3) Start CSF if appropriate

4) Good hand hygiene

5) If prolonged Neutropenia is anticipated, minimize exposure to pets and live plants

Reference List

1. Dale DC. Colony-stimulating factors for the management of neutropenia in cancer patients. Drugs 2002;62 Suppl 1:1-15.

2. Crawford J, Allen J, Armitage J et al. Myeloid growth factors. J Natl Compr Canc Netw 2011;9(8):914-932.

3. Fortner BV, Schwartzberg L, Tauer K, Houts AC, Hackett J, Stolshek BS. Impact of chemotherapy-induced neutropenia on quality of life: a prospective pilot investigation. Support Care Cancer 2005;13(7):522-528.

4. Lyman GH, Kuderer NM. The economics of the colony-stimulating factors in the prevention and treatment of febrile neutropenia. Crit Rev Oncol Hematol 2004;50(2):129-146.

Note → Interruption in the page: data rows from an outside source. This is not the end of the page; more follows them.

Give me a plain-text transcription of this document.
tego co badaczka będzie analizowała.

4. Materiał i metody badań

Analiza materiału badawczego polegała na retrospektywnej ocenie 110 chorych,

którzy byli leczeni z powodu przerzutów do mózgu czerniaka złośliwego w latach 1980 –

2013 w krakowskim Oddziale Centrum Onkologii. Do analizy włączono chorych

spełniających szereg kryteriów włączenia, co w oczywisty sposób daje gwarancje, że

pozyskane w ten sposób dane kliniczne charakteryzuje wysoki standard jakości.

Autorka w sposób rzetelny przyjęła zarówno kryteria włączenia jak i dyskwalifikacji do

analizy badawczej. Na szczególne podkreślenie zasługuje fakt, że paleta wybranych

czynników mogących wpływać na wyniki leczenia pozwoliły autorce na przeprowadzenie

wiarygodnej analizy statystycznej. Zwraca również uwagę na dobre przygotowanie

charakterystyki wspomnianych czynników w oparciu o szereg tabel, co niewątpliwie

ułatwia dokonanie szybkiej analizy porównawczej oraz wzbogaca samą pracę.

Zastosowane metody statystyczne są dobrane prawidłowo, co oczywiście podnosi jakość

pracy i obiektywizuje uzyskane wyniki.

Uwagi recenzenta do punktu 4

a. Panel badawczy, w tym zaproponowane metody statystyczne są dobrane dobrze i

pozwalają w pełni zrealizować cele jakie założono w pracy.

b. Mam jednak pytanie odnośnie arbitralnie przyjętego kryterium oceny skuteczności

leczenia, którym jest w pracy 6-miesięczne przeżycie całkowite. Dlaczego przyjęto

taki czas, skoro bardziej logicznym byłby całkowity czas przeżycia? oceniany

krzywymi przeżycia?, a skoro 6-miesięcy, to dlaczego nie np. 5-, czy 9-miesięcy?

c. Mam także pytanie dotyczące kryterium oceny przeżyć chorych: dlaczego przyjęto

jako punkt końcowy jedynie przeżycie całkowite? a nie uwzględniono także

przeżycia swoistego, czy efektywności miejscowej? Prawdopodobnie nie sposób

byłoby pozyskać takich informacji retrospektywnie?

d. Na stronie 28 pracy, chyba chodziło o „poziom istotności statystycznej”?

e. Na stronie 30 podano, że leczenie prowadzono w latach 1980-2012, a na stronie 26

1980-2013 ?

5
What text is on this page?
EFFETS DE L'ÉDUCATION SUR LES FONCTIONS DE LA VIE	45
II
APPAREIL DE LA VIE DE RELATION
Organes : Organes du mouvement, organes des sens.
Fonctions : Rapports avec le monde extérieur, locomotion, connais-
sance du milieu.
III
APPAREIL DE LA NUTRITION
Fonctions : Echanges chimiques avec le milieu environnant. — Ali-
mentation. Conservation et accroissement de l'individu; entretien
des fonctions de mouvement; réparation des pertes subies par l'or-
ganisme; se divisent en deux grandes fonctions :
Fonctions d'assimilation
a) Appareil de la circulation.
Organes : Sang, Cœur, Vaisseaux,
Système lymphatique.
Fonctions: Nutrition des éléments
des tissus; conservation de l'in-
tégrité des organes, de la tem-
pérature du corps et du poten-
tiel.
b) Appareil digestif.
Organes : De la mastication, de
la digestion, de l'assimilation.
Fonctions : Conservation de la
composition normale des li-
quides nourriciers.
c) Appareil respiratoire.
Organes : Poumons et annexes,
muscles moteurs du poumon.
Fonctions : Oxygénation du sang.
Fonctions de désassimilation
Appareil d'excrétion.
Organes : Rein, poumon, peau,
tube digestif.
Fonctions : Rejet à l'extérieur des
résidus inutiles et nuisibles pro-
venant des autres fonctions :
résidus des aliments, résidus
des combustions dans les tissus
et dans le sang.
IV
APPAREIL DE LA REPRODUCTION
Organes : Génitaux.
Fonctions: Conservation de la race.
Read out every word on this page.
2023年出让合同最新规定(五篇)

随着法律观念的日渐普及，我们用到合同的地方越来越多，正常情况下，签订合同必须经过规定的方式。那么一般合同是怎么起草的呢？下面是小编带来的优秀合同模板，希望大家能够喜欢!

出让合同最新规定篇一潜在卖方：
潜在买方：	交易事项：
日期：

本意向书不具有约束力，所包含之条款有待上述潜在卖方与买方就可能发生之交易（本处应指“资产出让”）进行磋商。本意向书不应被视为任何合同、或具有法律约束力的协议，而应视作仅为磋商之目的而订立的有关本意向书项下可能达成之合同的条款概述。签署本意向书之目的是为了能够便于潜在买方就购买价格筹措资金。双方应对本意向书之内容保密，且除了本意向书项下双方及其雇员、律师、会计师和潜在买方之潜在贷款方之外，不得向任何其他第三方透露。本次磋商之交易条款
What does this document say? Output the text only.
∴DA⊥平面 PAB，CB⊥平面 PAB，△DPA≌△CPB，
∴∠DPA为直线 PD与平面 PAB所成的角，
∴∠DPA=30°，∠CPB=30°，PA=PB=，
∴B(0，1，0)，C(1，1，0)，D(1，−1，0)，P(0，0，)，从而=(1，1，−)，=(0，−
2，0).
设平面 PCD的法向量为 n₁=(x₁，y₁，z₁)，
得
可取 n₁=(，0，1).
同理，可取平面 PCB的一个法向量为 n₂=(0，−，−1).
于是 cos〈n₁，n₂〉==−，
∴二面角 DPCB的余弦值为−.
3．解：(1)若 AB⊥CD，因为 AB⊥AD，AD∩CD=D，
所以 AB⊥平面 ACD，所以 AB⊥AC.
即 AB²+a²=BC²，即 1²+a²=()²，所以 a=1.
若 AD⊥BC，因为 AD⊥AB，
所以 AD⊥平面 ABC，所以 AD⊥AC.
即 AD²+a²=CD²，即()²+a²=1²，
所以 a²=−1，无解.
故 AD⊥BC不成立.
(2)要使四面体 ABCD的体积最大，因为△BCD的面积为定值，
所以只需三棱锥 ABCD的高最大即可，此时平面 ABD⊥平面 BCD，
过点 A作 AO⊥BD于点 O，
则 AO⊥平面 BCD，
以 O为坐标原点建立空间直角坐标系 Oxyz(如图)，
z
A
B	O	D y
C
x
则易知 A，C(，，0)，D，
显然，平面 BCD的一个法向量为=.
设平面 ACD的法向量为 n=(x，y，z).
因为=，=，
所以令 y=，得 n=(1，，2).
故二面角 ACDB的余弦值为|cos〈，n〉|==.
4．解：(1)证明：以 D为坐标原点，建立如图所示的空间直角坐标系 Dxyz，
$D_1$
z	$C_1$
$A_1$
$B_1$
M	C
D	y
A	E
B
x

5. Citron ML, Berry DA, Cirrincione C et al. Randomized trial of dose-dense versus conventionally scheduled and sequential versus concurrent combination chemotherapy as postoperative adjuvant treatment of node-positive primary breast cancer: first report of Intergroup Trial C9741/Cancer and Leukemia Group B Trial 9741. J Clin Oncol 2003;21(8):1431-1439.

6. Smith TJ, Khatcheressian J, Lyman GH et al. 2006 update of recommendations for the use of white blood cell growth factors: an evidence-based clinical practice guideline. J Clin Oncol 2006;24(19):3187-3205.